Halloween carries a double whammy of scariness, ranking as both the day with the highest number of child pedestrian deaths, and one of the holidays with the highest number of DUI deaths. The number of deaths among pedestrians ages five to fourteen is four times higher between 4:00 p.m. and 10:00 p.m. on Halloween than on any other evening of the year. The California Office of Traffic Safety (OTS) is providing tips to trick-or-treaters, parents, and partygoers to keep everyone safe this Halloween.

“Halloween is meant to be a time of fun for kids and adults alike,” said OTS Director Christopher J. Murphy. “A little planning ahead, plus some extra caution that night, can keep everyone safe on our streets this year.”
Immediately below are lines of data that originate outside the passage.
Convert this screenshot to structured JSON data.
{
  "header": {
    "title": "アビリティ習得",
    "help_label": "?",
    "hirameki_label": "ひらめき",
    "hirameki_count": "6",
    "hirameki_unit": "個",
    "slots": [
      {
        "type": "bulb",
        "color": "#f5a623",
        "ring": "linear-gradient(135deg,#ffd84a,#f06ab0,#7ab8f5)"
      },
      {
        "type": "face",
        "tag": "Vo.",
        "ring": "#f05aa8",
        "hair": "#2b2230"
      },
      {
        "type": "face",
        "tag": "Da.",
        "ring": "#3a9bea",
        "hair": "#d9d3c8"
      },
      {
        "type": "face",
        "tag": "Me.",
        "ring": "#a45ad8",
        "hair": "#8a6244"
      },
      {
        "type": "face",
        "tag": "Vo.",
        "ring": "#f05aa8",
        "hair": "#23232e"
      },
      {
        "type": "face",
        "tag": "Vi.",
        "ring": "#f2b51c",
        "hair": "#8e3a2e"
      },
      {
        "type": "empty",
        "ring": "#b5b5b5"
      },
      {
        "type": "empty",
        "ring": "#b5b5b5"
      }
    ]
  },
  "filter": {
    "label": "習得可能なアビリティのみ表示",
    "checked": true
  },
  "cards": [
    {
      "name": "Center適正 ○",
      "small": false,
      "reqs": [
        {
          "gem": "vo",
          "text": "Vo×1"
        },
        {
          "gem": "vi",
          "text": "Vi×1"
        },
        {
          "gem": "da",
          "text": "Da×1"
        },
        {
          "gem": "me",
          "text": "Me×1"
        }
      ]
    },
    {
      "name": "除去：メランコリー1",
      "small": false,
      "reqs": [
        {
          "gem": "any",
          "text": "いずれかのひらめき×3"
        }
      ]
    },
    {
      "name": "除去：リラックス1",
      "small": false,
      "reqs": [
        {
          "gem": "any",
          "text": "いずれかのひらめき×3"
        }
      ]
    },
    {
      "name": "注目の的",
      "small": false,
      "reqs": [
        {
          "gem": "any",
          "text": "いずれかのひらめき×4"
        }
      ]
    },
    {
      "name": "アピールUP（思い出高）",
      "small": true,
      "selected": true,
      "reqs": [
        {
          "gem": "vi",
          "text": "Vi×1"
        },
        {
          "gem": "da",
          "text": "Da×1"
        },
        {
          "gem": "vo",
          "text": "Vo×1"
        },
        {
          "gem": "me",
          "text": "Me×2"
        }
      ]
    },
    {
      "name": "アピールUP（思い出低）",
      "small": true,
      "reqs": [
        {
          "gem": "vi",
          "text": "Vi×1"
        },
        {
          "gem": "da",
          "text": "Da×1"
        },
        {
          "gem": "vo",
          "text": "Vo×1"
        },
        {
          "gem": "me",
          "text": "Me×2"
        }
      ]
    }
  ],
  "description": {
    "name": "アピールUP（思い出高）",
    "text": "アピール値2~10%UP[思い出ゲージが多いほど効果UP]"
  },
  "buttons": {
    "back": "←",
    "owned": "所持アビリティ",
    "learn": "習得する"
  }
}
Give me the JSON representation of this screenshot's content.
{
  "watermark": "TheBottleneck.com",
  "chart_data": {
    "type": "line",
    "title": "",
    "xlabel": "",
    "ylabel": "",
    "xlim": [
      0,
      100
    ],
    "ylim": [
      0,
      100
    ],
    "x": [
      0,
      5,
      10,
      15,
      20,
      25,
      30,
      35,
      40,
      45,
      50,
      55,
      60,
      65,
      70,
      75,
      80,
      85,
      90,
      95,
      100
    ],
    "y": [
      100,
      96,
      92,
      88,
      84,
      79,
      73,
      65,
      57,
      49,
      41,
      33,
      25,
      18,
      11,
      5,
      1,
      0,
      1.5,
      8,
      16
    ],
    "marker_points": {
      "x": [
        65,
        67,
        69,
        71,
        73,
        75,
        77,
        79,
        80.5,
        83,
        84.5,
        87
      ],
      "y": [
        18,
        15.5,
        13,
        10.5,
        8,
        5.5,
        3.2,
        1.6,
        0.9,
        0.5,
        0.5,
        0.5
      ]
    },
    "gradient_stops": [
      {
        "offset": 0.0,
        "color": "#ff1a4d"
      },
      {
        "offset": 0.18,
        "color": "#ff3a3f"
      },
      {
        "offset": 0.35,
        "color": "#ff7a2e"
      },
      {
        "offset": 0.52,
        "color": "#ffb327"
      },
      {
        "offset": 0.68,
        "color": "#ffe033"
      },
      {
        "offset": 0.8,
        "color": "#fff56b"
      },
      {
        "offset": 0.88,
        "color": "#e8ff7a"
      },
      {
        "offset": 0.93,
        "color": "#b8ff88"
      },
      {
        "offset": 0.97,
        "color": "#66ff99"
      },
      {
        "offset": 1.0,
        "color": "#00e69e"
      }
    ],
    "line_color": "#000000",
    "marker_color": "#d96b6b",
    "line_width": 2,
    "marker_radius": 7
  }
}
When selecting a costume and planning for trick-or-treating, parents need to consider safety, not just what’s cute or spooky. In addition, excited trick-or-treaters often forget about safety, so motorists and parents must be even more alert. Keep these tips in mind when sending your princess, goblin, or super hero out:

  • Plan your route ahead of time on well-lit streets. Avoid busy streets.
  • Choose a costume that makes it easier to walk, see and be seen. Light color costumes are best.
  • Select costumes, masks, wigs, or beards made of flame retardant materials (check the labels). Avoid flimsy, lightweight fabrics and costumes with billowing skirts or loose baggy sleeves.
  • A mask may keep kids from seeing well, so make sure they take it off before crossing the street. Consider using makeup instead of a mask for added safety.
  • It’s best to trick-or-treat when it’s still light outside, but carry a flashlight so trick-or-treaters can see and drivers can see them.
  • Use retro-reflective tape on costumes. Be creative in applying to make it fun to be seen.
  • Have a parent, older brother or sister trick-or-treat with little ones. If someone older cannot go, make sure the kids trick-or-treat with a group.
  • Cross only at corners. Never cross between parked cars or in the middle of a block.
  • If there are no sidewalks, always walk facing traffic.
  • Wait until you get home to sort, check and eat treats.

Halloween has also become known as an adult party night, leading to drunk and drugged driving, and even more dangers fueled by costumes and the excitement of the night. Motorists, partygoers and hosts should keep these tips in mind:

  • Avoid driving through residential areas where trick-or-treaters are likely to be present.
  • Obey all traffic signs and signals. The risk of killing a pedestrian increases more than many people realize with just small increases in speed. A pedestrian is nearly twice as likely to be killed if they’re hit by a car going 30 mph compared to if they’re hit at 25 mph.
  • Watch for children walking on roadways, medians and curb, and in dark costumes – they'll be harder to see at night. Also, be aware that trick-or-treaters may not be paying attention to traffic and may run out mid-block or between parked cars. Motorists should scan far ahead when driving in residential areas, watch for children and cautiously monitor their actions. Turn on your headlights to make yourself more visible – even in daylight.
  • Plan ahead if you will be drinking. Designate a sober driver. If you are already out and have had too much to drink, call a taxi, friend or family member to drive you home.
  • Party hosts should have plenty of food on hand for everyone throughout the evening and several non-alcoholic drink choices for the designated drivers. Don’t allow anyone to leave if you have any doubts about their ability to drive.